Explain the purpose of HUAC
It was created in 1938 to investigate alleged disloyalty and subversive activities on the part of private citizens, public employees, and those organizations suspected of having Nazi ties, but quickly expanded to Communists and Communist sympathizers. Through its power to subpoena witness and hold people in contempt of Congress, HUAC often pressured witnesses to surrender names and other information that could lead to the apprehension of Communists and Communist sympathizers. Committee members often branded witnesses as "red" if they refused to comply or hesitated in answering committee questions. The questioning style and examination techniques employed by HUAC served as the model upon which Senator Joseph McCarthy would conduct his investigative hearings in the early 1950s.
38th Parallel
Line that divided Korea - Soviet Union occupied the north and United States occupied the south, during the Cold War.

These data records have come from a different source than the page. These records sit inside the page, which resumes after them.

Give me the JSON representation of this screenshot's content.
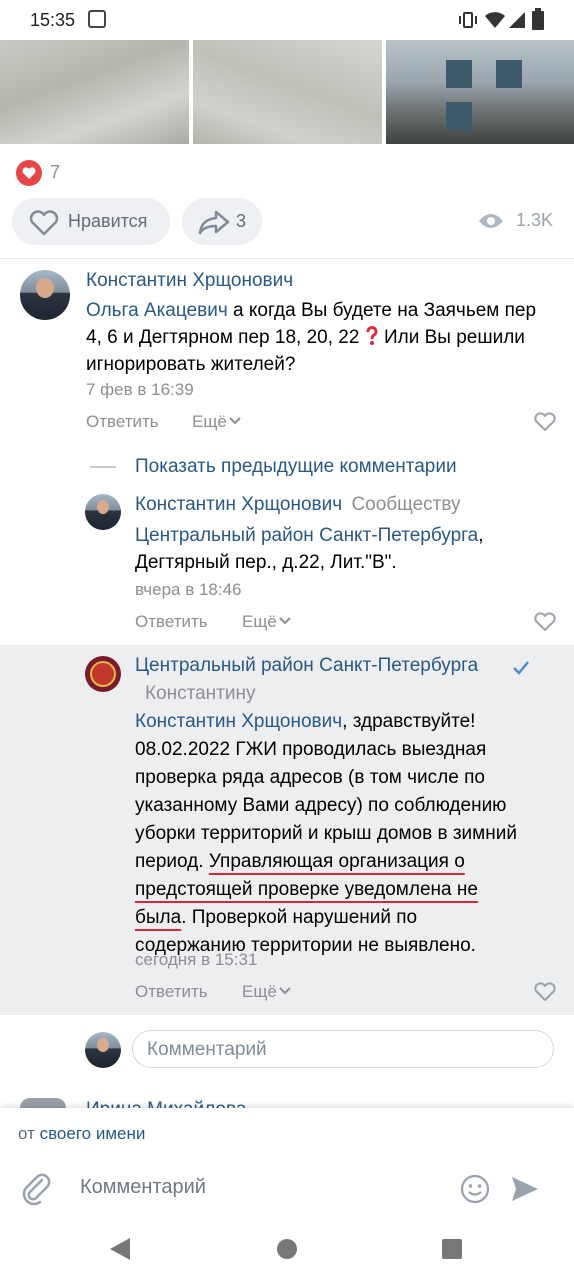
{
  "status": {
    "time": "15:35"
  },
  "post": {
    "like_count": "7",
    "like_button_label": "Нравится",
    "share_count": "3",
    "views": "1.3K"
  },
  "comment1": {
    "author": "Константин Хрщонович",
    "reply_to": "Ольга Акацевич",
    "text": " а когда Вы будете на Заячьем пер 4, 6 и Дегтярном пер 18, 20, 22",
    "text2": " Или Вы решили игнорировать жителей?",
    "date": "7 фев в 16:39",
    "reply_label": "Ответить",
    "more_label": "Ещё"
  },
  "show_prev": "Показать предыдущие комментарии",
  "reply1": {
    "author": "Константин Хрщонович",
    "to": "Сообществу",
    "mention": "Центральный район Санкт-Петербурга",
    "text": "Дегтярный пер., д.22, Лит.\"В\".",
    "date": "вчера в 18:46",
    "reply_label": "Ответить",
    "more_label": "Ещё"
  },
  "reply2": {
    "author": "Центральный район Санкт-Петербурга",
    "to": "Константину",
    "mention": "Константин Хрщонович",
    "greeting": ", здравствуйте!",
    "line1": "08.02.2022 ГЖИ проводилась выездная",
    "line2": "проверка ряда адресов (в том числе по",
    "line3": "указанному Вами адресу) по соблюдению",
    "line4": "уборки территорий и крыш домов в зимний",
    "line5a": "период. ",
    "line5b": "Управляющая организация о",
    "line6": "предстоящей проверке уведомлена не",
    "line7a": "была",
    "line7b": ". Проверкой нарушений по",
    "line8": "содержанию территории не выявлено.",
    "date": "сегодня в 15:31",
    "reply_label": "Ответить",
    "more_label": "Ещё"
  },
  "comment_input_placeholder": "Комментарий",
  "next_author_partial": "Ирина Михайлова",
  "composer": {
    "from_prefix": "от ",
    "from_link": "своего имени",
    "placeholder": "Комментарий"
  },
  "colors": {
    "accent": "#2a5885",
    "like": "#e64646",
    "highlight_bg": "#edeef0",
    "underline": "#d9263a"
  }
}
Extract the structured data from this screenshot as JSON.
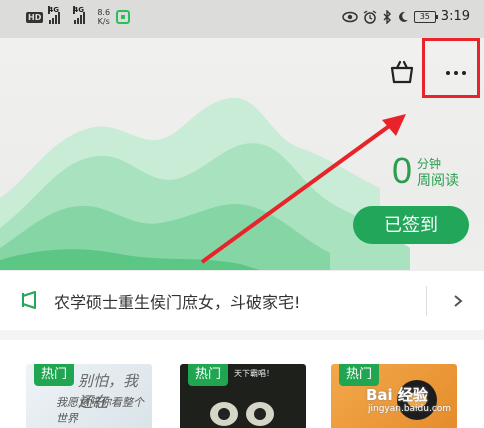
{
  "status_bar": {
    "network_badge": "HD",
    "signal1_gen": "4G",
    "signal2_gen": "4G",
    "speed_value": "8.6",
    "speed_unit": "K/s",
    "battery": "35",
    "time": "3:19"
  },
  "header": {
    "reading_minutes": "0",
    "unit_label": "分钟",
    "period_label": "周阅读",
    "signin_label": "已签到"
  },
  "notice": {
    "text": "农学硕士重生侯门庶女，斗破家宅!"
  },
  "books": [
    {
      "badge": "热门",
      "cover_text": "别怕，我还在",
      "cover_subtext": "我愿意陪你看整个世界"
    },
    {
      "badge": "热门",
      "cover_text": "天下霸唱！"
    },
    {
      "badge": "热门"
    }
  ],
  "watermark": {
    "brand": "Bai 经验",
    "url": "jingyan.baidu.com"
  },
  "colors": {
    "accent_green": "#22a659",
    "highlight_red": "#e8242a"
  }
}
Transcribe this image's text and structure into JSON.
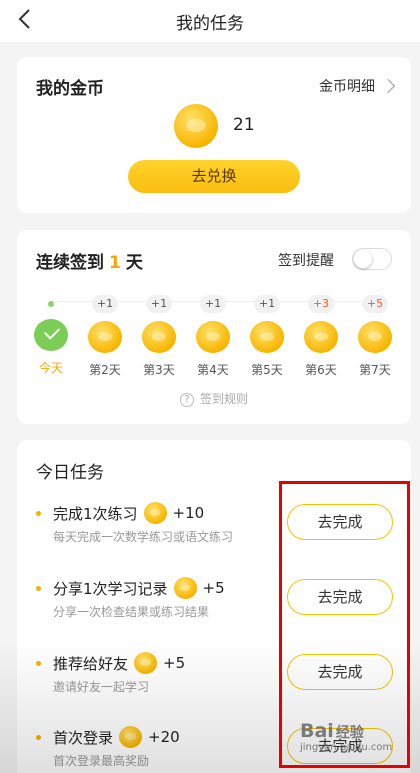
{
  "nav": {
    "title": "我的任务",
    "back_icon": "back-arrow-icon"
  },
  "coins": {
    "title": "我的金币",
    "detail_link": "金币明细",
    "amount": "21",
    "exchange_button": "去兑换"
  },
  "checkin": {
    "title_prefix": "连续签到",
    "days": "1",
    "title_suffix": "天",
    "reminder_label": "签到提醒",
    "reminder_on": false,
    "schedule": [
      {
        "bonus": "",
        "label": "今天",
        "done": true
      },
      {
        "bonus": "+1",
        "label": "第2天",
        "done": false
      },
      {
        "bonus": "+1",
        "label": "第3天",
        "done": false
      },
      {
        "bonus": "+1",
        "label": "第4天",
        "done": false
      },
      {
        "bonus": "+1",
        "label": "第5天",
        "done": false
      },
      {
        "bonus": "+3",
        "label": "第6天",
        "done": false
      },
      {
        "bonus": "+5",
        "label": "第7天",
        "done": false
      }
    ],
    "rules_label": "签到规则"
  },
  "tasks": {
    "title": "今日任务",
    "items": [
      {
        "name": "完成1次练习",
        "reward": "+10",
        "desc": "每天完成一次数学练习或语文练习",
        "button": "去完成"
      },
      {
        "name": "分享1次学习记录",
        "reward": "+5",
        "desc": "分享一次检查结果或练习结果",
        "button": "去完成"
      },
      {
        "name": "推荐给好友",
        "reward": "+5",
        "desc": "邀请好友一起学习",
        "button": "去完成"
      },
      {
        "name": "首次登录",
        "reward": "+20",
        "desc": "首次登录最高奖励",
        "button": "去完成"
      }
    ]
  },
  "watermark": {
    "brand": "Bai",
    "brand_suffix": "经验",
    "url": "jingyan.baidu.com"
  },
  "colors": {
    "accent": "#f5a800",
    "highlight_box": "#e80000",
    "checked": "#7ccd55"
  }
}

Why did the televising of the Senate hearings help end McCarthyism?
On April 22, the hearings were opened to the public, and the ABC and DuMont networks began their 36-day coverage. It was the first ever nationally televised congressional inquiry. On television, McCarthy came across as bullying, ill-mannered and deceitful. In a famous exchange, McCarthy mentioned that Fred Fisher, a member of Army attorney Joseph Welch's law firm, was a suspected communist. Welch responded, "Let us not assassinate this lad further, Senator. You have done enough. Have you no sense of decency sir, at long last? Have you left no sense of decency?" His two months on national television had damaged his reputation beyond repair. Sen. Stuart Symington of Missouri summed up the consequences for McCarthy, telling him, "the American people have had a look at you for six weeks. You are not fooling anyone."
Smith Act
Required fingerprinting and registering of all aliens in the U.S. and made it a crime to teach or advocate the violent overthrow of the U.S. government. Passed in 1940, it was the first peacetime anti-sedition law since 1798. It was created because of an anti-red movement in the US against communists. In 1949 11 communists were brought before a New York jury for violating this law. They were convicted of advocating the overthrow of the American government by force. Their convictions were upheld in Dennis v. United States.
Berlin Airlift
Successful effort by the United States and Britain to ship by air 2.3 million tons of supplies to the residents of the Western-controlled sectors of Berlin from June 1948 to May 1949, in response to a Soviet blockade of all land and canal routes to the divided city.
Massive Retaliation
The "new look" defense policy of the Eisenhower administration of the 1950's was to threaten "massive retaliation" with nuclear weapons in response to any act of aggression by a potential enemy.